Controlling on Multiple Frequencies only Permitted for Enroute Controllers Extending Coverage

Controllers in VATNZ Airspace must only control aircraft on their position's primary frequency, unless they are controlling an Enroute position and are extending coverage into another Enroute sector.

The only controllers who should be controlling aircraft on multiple frequencies are Enroute controllers who are extending coverage. In this situation the controller should be cross-coupling the primary frequency for each of the other enroute sectors that they are extending into. The reason for allowing multiple frequency use in this situation is that the enroute frequencies do not cover the entire country and pilots will lose contact with the enroute controller once they move too far beyond the controller's primary airspace boundary.

No-one should be broadcasting on multiple frequencies in any other situation.

If you are connected as an Approach/Departure/Tower controller, the transceiver(s) for your station already have full sea-level coverage throughout your airspace, including any positions that are below you. There is no need for the pilot to change frequencies in order to retain contact, and so you should always keep all aircraft you are controlling on your primary frequency.

If you are an enroute controller, the set of transceivers associated with each enroute sector has full coverage at all of the airports within that sector, and you should not be transferring pilots to the approach/tower/whatever frequency unless you are transferring control to another controller or sending the controller to the UNICOM frequency (122.8).


Example 1

You are controlling NZWN_APP (119.3) and there are no controllers online at NZWN.

Any aircraft arriving at Wellington will stay with you on 119.3 until they are at the gate. Similarly any aircraft departing Wellington will call you for clearance on 119.3.

At no point will either aircraft be on the Wellington Tower, Ground, or Delivery frequency unless there is someone controlling those positions.


Example 2

You are controlling NZAA_CTR (123.9) and extending to cover all of NZZC as there are no other controllers online.

An aircraft flying from Auckland to Christchurch will call you for clearance on 123.9, remain on 123.9 until the Taranaki border then switch to the Taranaki Sector primary (123.7) until the Kaikoura border, then switch to the Kaikoura Sector primary (129.4) and remain on that frequency until they are at the gate.

You will be on the Auckland Sector primary (123.9) and be cross-coupled to the Taranaki Sector (123.7) and Kaikoura Sector (129.4) primaries.

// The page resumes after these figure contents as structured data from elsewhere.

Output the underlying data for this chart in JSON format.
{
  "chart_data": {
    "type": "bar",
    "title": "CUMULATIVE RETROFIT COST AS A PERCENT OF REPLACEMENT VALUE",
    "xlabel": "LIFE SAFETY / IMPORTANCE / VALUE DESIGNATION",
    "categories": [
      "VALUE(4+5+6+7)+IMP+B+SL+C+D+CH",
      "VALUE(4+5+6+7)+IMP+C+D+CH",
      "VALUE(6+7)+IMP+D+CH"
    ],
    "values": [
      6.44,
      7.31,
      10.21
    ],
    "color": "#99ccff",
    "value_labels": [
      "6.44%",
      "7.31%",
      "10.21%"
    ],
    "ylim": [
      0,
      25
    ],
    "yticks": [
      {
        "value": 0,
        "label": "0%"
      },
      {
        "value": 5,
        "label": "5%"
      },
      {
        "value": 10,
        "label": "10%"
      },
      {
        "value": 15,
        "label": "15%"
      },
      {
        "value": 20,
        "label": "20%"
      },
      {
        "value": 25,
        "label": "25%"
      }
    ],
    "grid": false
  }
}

You would not be cross-coupled or broadcasting on Auckland APP/TWR/GND/DEL.


Example 3

The same controlling situation as Example 2.

An aircraft flying from Wellington to Christchurch will call you for clearance on the Taranaki Sector primary (123.7), then switch to the Kaikoura Sector primary (129.4) at the Kaikoura boundary and remain on that frequency until they are at the gate.


There are several factors motivating this policy.

Firstly, all of the current ATC or Pilot clients only display the controller's primary frequency (the one they're logged into the fsd network on). This makes it difficult for pilots (especially new or returning pilots) to know which frequency to contact the controller on.

In addition, controllers operating on multiple frequencies can significantly increase the number of transceivers active in the airspace which has a load impact on the voice platform servers.

As the technology on both the client and server-side of the Audio for VATSIM platform matures and the various issues and limitations are worked through, this policy will likely be reviewed.